De 2012 à 2015, basé dans le Nord, il participe à des spectacles de cabaret, donne des cours de danses de salon (et chorégraphie des ouvertures de bal de mariages !),mène des ateliers théâtre, fait de la figuration pour le cinéma et la télévision, monte ses textes avec les gens des quartiers d’Arras, et co-encadre plusieurs projets de la Cie Quidam, avec les gens des quartiers d’Avion et de Méricourt.

Et puis, il voyage. En Italie notamment. Et au Brésil, autre pays de cœur, où il participera au tournage d’un documentaire sur l’agro-foresterie…

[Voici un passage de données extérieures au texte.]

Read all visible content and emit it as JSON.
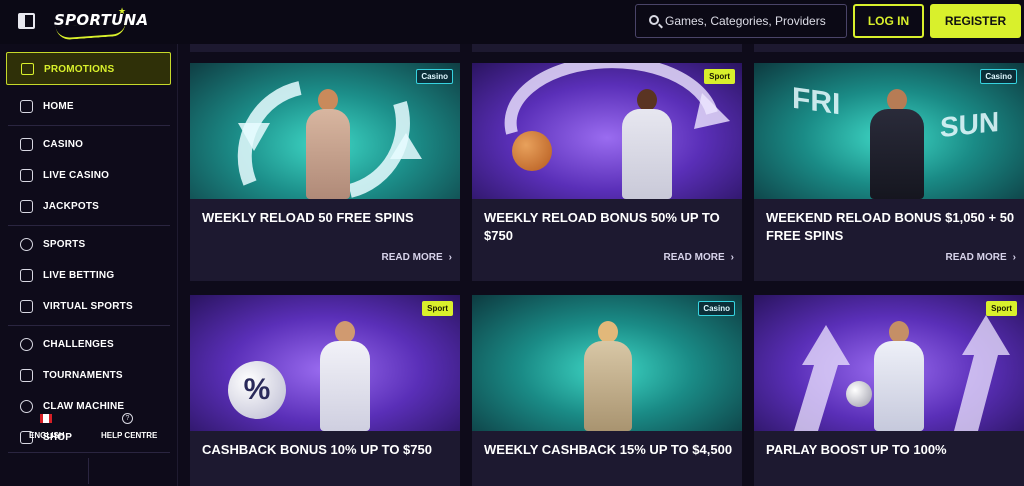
{
  "header": {
    "logo_text": "SPORTUNA",
    "search_placeholder": "Games, Categories, Providers",
    "login_label": "LOG IN",
    "register_label": "REGISTER"
  },
  "sidebar": {
    "promotions": "PROMOTIONS",
    "items": [
      {
        "label": "HOME",
        "icon": "home-icon"
      },
      {
        "label": "CASINO",
        "icon": "casino-icon"
      },
      {
        "label": "LIVE CASINO",
        "icon": "live-casino-icon"
      },
      {
        "label": "JACKPOTS",
        "icon": "jackpots-icon"
      },
      {
        "label": "SPORTS",
        "icon": "sports-icon"
      },
      {
        "label": "LIVE BETTING",
        "icon": "live-betting-icon"
      },
      {
        "label": "VIRTUAL SPORTS",
        "icon": "gamepad-icon"
      },
      {
        "label": "CHALLENGES",
        "icon": "challenges-icon"
      },
      {
        "label": "TOURNAMENTS",
        "icon": "tournaments-icon"
      },
      {
        "label": "CLAW MACHINE",
        "icon": "claw-icon"
      },
      {
        "label": "SHOP",
        "icon": "shop-icon"
      }
    ],
    "footer": {
      "language": "ENGLISH",
      "help": "HELP CENTRE"
    }
  },
  "promotions": [
    {
      "title": "WEEKLY RELOAD 50 FREE SPINS",
      "badge": "Casino",
      "read_more": "READ MORE"
    },
    {
      "title": "WEEKLY RELOAD BONUS 50% UP TO $750",
      "badge": "Sport",
      "read_more": "READ MORE"
    },
    {
      "title": "WEEKEND RELOAD BONUS $1,050 + 50 FREE SPINS",
      "badge": "Casino",
      "read_more": "READ MORE",
      "image_text_1": "FRI",
      "image_text_2": "SUN"
    },
    {
      "title": "CASHBACK BONUS 10% UP TO $750",
      "badge": "Sport",
      "image_text": "%"
    },
    {
      "title": "WEEKLY CASHBACK 15% UP TO $4,500",
      "badge": "Casino"
    },
    {
      "title": "PARLAY BOOST UP TO 100%",
      "badge": "Sport"
    }
  ],
  "colors": {
    "accent": "#d9f02c",
    "background": "#0e0b1a",
    "card": "#1d1930",
    "casino_badge": "#36d3e0"
  }
}
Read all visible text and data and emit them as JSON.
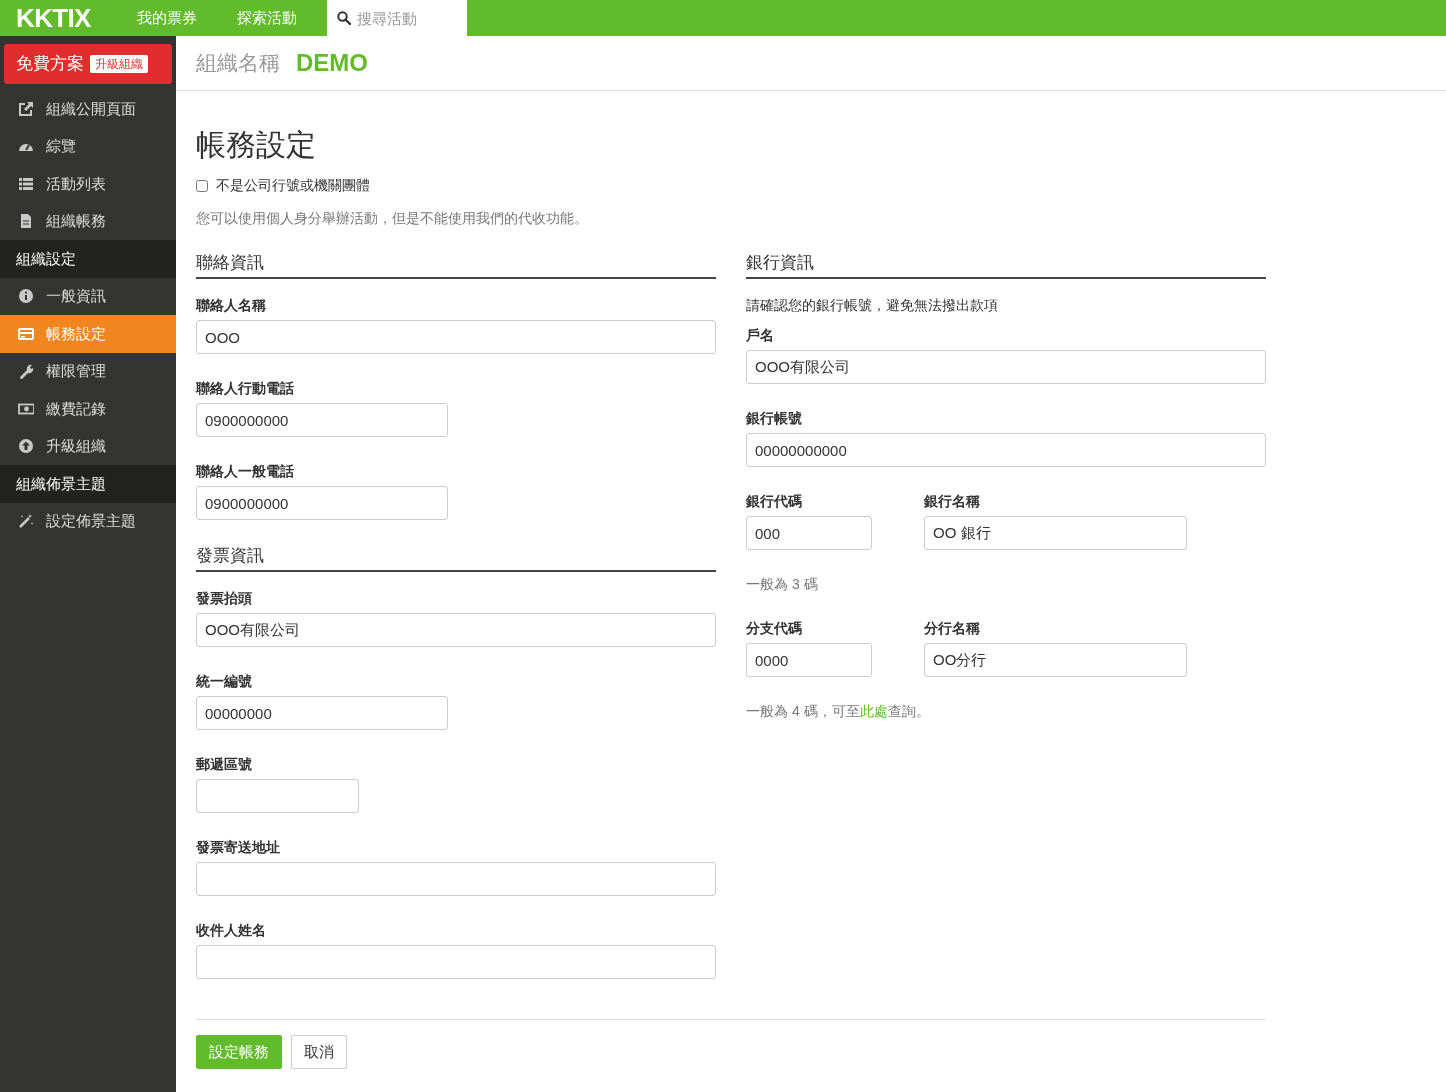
{
  "topbar": {
    "logo": "KKTIX",
    "nav": [
      {
        "label": "我的票券"
      },
      {
        "label": "探索活動"
      }
    ],
    "search": {
      "placeholder": "搜尋活動"
    }
  },
  "sidebar": {
    "plan": {
      "label": "免費方案",
      "badge": "升級組織"
    },
    "items": [
      {
        "kind": "link",
        "label": "組織公開頁面",
        "selected": false
      },
      {
        "kind": "link",
        "label": "綜覽",
        "selected": false
      },
      {
        "kind": "link",
        "label": "活動列表",
        "selected": false
      },
      {
        "kind": "link",
        "label": "組織帳務",
        "selected": false
      },
      {
        "kind": "header",
        "label": "組織設定"
      },
      {
        "kind": "link",
        "label": "一般資訊",
        "selected": false
      },
      {
        "kind": "link",
        "label": "帳務設定",
        "selected": true
      },
      {
        "kind": "link",
        "label": "權限管理",
        "selected": false
      },
      {
        "kind": "link",
        "label": "繳費記錄",
        "selected": false
      },
      {
        "kind": "link",
        "label": "升級組織",
        "selected": false
      },
      {
        "kind": "header",
        "label": "組織佈景主題"
      },
      {
        "kind": "link",
        "label": "設定佈景主題",
        "selected": false
      }
    ]
  },
  "header": {
    "org_label": "組織名稱",
    "org_name": "DEMO"
  },
  "page": {
    "title": "帳務設定",
    "checkbox": {
      "label": "不是公司行號或機關團體",
      "checked": false
    },
    "note": "您可以使用個人身分舉辦活動，但是不能使用我們的代收功能。"
  },
  "contact": {
    "title": "聯絡資訊",
    "fields": [
      {
        "label": "聯絡人名稱",
        "value": "OOO",
        "kind": "wide"
      },
      {
        "label": "聯絡人行動電話",
        "value": "0900000000",
        "kind": "medium"
      },
      {
        "label": "聯絡人一般電話",
        "value": "0900000000",
        "kind": "medium"
      }
    ]
  },
  "invoice": {
    "title": "發票資訊",
    "fields": [
      {
        "label": "發票抬頭",
        "value": "OOO有限公司",
        "kind": "wide"
      },
      {
        "label": "統一編號",
        "value": "00000000",
        "kind": "medium"
      },
      {
        "label": "郵遞區號",
        "kind": "short"
      },
      {
        "label": "發票寄送地址",
        "kind": "wide"
      },
      {
        "label": "收件人姓名",
        "kind": "wide"
      }
    ]
  },
  "bank": {
    "title": "銀行資訊",
    "note": "請確認您的銀行帳號，避免無法撥出款項",
    "fields": [
      {
        "label": "戶名",
        "value": "OOO有限公司"
      },
      {
        "label": "銀行帳號",
        "value": "00000000000"
      }
    ],
    "groups": [
      {
        "code": {
          "label": "銀行代碼",
          "value": "000"
        },
        "name": {
          "label": "銀行名稱",
          "value": "OO 銀行"
        },
        "hint": {
          "text": "一般為 3 碼"
        }
      },
      {
        "code": {
          "label": "分支代碼",
          "value": "0000"
        },
        "name": {
          "label": "分行名稱",
          "value": "OO分行"
        },
        "hint": {
          "text": "一般為 4 碼，可至",
          "link": "此處",
          "after": "查詢。"
        }
      }
    ]
  },
  "actions": [
    {
      "kind": "primary",
      "label": "設定帳務"
    },
    {
      "kind": "secondary",
      "label": "取消"
    }
  ]
}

En 2012 il joue dans (Antigone) de et m.e.s par Nicolas Fabas ; en 2013, il est Gianni dans La Maladie de la Famille M de Fausto Paravidino (m.e.s. Stéphanie Laferrière) ; en 2016 et 2017 il est le prêtre et l’archevêque de La Religieuse, d’après Denis Diderot et Jacques Rivette (m.e.s. Anaïs Gabay) au Festival d’Avignon.

 

En 2015, il fonde la Cie Rosa Rossa, déménage à Paris mais continue de mener des ateliers en Centres Sociaux dans les Hauts-de-France, et entre à l’École Claude Mathieu.

 

C’est de là que naissent Suzanne, la vie étrange de Paul Grappe, écrit mis en scène par Julie Dessaivre ; Berlin, ton danseur est la mort d’Enzo Cormann, mis en scène par Apolline Martinelli et Juliette Blanchard de Bissy ; et Le Diable aux 3 cheveux d’or, mis en scène par Pétronille Bernard d’après le conte de Grimm.

 

La toute première pièce de la Cie Rosa Rossa, écrite et mise en scène par Maxime Peloso, et jouée sur la scène du Théâtre d’Arras (Tandem – Scène nationale), s’appelle Les Choses qu’on aime.

 

Et c’est bien de ça qu’il s’agit, c’est bien ces choses qu’on aime, qu’il nous importe de vivre et de partager ici.